Солдаты и матросы начали разгонять публику. Полицейские, стоявшие у входа, окружили ораторов. Бен и еще несколько человек были арестованы. У всех мужчин призывного возраста, прежде чем выпустить их из зала, проверяли воинские документы. Бена вывели и втолкнули в закрытый автомобиль с опущенными шторами прежде, чем он успел поговорить с Элен. Кто-то защелкнул на его кистях наручники – он даже не заметил кто именно.

Три дня его держали в пустующем помещении в здании Федерального суда на Парк-Роу, не давая ему ни пить, ни есть. Каждые два-три часа в комнату вваливалась новая компания сыщиков и допрашивала его. У него стучало в висках, теряя сознание от жажды, он сидел в кольце длинных желтых лиц, краснощеких лиц, рябых лиц, лиц алкоголиков и кокаинистов, чувствовал на себе сверлящие взгляды; иногда сыщики шутили и льстили ему, иногда орали и угрожали, однажды они явились с резиновыми дубинками, чтобы избить его. Он вскочил и поглядел им прямо в глаза. Они почему-то не тронули его и даже принесли ему воды и несколько черствых бутербродов с ветчиной. После этого ему удалось ненадолго заснуть.

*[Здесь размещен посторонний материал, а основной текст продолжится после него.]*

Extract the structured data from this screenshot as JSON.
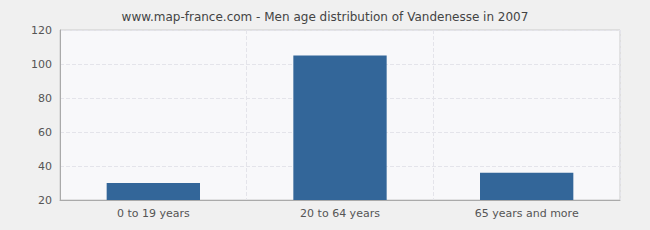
{
  "chart_data": {
    "type": "bar",
    "title": "www.map-france.com - Men age distribution of Vandenesse in 2007",
    "categories": [
      "0 to 19 years",
      "20 to 64 years",
      "65 years and more"
    ],
    "values": [
      30,
      105,
      36
    ],
    "color": "#336699",
    "ylim": [
      20,
      120
    ],
    "yticks": [
      20,
      40,
      60,
      80,
      100,
      120
    ],
    "grid": true
  }
}
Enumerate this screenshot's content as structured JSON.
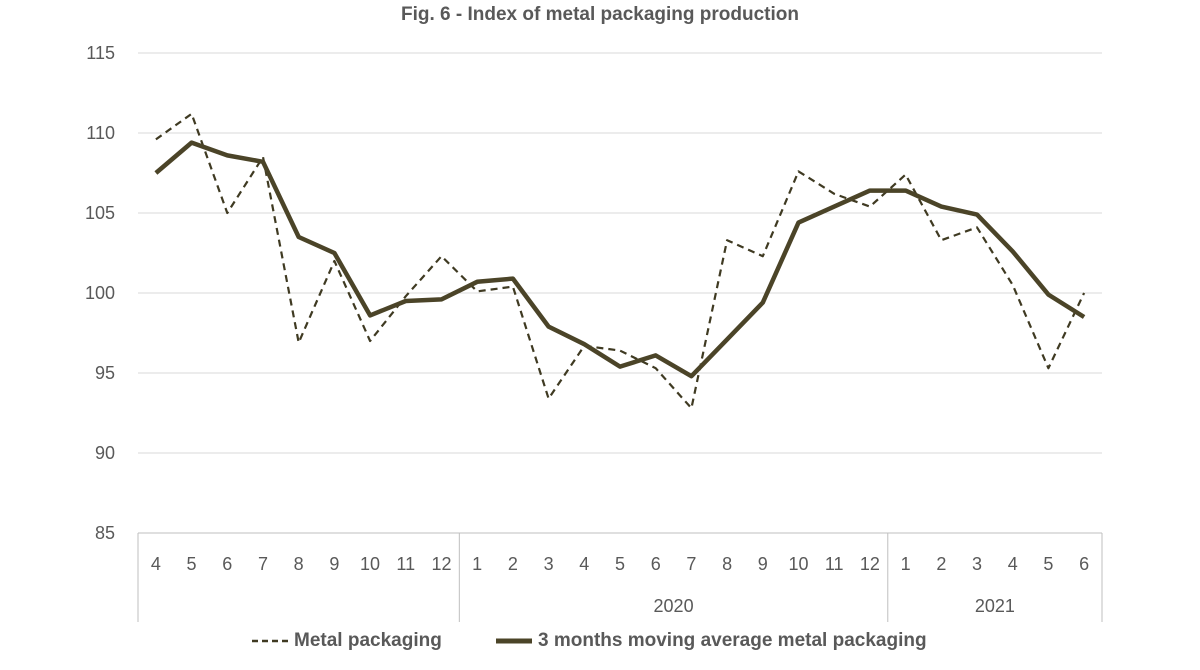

Полицейский агент спихнул его со скамейки, на которой он спал, и повел в хорошо обставленный кабинет, где его почти любезно допросил какой-то немолодой господин, сидевший за столом красного дерева, на краю которого стояла вазочка с розами. Его затошнило от запаха роз. Немолодой господин сказал, что он может повидаться со своим защитником, и в комнату вошел Моррис Стайн.